O Guedes da semana passada avaliava mal o impacto do coronavírus, mas tinha razão no ponto central do seu argumento. Quando todo esse furacão passar (porque irá passar, mais cedo ou mais tarde), em que país preferiremos estar, em um que realizou reformas para dar maior racionalidade ao sistema tributário e que permitirão maior flexibilidade ao poder público em tempos ruins, ou em um que manteve todas essas estruturas engessadas e a loucura tributária nacional? Em qual desses países a recuperação da economia estaria facilitada? Basta imaginar, por exemplo, o que poderia estar ocorrendo caso o Brasil já tivesse aprovado, alguns anos atrás, uma regra semelhante à proposta hoje na PEC dos Fundos (que está pronta para ser votada no plenário do Senado, aliás): o combate ao coronavírus e o reforço da estrutura hospitalar talvez pudessem contar com mais alguns bilhões de reais hoje parados em algum fundo infraconstitucional.

Se o Congresso estivesse disposto a seguir com a tramitação das reformas, poderia adotar um cronograma bastante simples: enquanto houver no Legislativo projetos de lei e medidas provisórias relativas ao combate à pandemia, elas terão prioridade – caso o Senado aprove na sexta-feira o estado de calamidade pública, por exemplo, o Congresso passará a receber MPs que abrirão crédito suplementar para gastos do governo. Mas, na ausência de textos relativos a esse tema, as reformas voltariam a ocupar o primeiro lugar na pauta.

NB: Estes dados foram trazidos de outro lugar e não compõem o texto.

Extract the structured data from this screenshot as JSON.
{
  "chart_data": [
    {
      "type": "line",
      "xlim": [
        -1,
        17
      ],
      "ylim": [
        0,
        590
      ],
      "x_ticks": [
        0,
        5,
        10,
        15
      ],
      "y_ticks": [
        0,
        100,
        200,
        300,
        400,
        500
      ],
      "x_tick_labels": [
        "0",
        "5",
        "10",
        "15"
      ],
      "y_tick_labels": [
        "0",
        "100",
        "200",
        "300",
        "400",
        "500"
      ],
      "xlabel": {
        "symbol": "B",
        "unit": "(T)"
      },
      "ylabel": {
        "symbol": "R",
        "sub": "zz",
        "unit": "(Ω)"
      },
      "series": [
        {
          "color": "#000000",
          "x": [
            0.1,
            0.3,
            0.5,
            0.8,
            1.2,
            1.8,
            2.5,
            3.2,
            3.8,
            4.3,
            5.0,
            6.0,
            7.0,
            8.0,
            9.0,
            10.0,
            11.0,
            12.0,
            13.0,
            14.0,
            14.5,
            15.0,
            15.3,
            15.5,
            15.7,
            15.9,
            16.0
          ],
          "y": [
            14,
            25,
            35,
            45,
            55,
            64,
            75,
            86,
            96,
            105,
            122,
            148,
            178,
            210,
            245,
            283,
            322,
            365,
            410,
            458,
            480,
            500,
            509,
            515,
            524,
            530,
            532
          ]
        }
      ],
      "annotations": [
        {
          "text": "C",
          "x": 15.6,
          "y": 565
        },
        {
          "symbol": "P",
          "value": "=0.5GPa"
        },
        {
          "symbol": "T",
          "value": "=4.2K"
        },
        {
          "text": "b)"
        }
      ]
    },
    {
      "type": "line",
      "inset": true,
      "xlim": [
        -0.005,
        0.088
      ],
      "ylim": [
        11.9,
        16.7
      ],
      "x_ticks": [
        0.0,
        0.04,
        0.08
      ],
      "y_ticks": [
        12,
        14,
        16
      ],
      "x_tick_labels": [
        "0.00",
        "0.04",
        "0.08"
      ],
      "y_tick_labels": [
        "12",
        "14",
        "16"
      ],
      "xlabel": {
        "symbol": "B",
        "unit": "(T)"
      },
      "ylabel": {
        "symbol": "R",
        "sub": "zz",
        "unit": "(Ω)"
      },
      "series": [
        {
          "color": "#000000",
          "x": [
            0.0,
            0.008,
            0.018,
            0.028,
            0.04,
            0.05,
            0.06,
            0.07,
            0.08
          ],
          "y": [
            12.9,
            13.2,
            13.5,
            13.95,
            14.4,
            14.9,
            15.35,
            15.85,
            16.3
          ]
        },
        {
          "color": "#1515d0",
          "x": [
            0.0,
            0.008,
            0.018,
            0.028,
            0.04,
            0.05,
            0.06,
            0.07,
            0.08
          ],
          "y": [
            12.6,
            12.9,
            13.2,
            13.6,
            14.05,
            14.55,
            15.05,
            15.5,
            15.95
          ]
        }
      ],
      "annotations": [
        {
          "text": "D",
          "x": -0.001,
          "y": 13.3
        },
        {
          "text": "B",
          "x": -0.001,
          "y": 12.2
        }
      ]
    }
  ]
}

Passar as reformas na frente de medidas de combate ao coronavírus e a seus efeitos na economia é “não ter a cabeça no lugar”, mas é igualmente insensato se esquecer de que o médio e longo prazo também precisam estar no radar do Poder Legislativo e que é preciso dar meios para o país se recuperar mais rapidamente da crise que o coronavírus legará ao país. Se as reformas já eram necessárias quando o Brasil pensava em engatar uma recuperação, sua importância apenas aumenta nas circunstâncias atuais. O Congresso não pode cair em uma armadilha retórica; a atenção ao coronavírus e as reformas não têm nada de excludentes.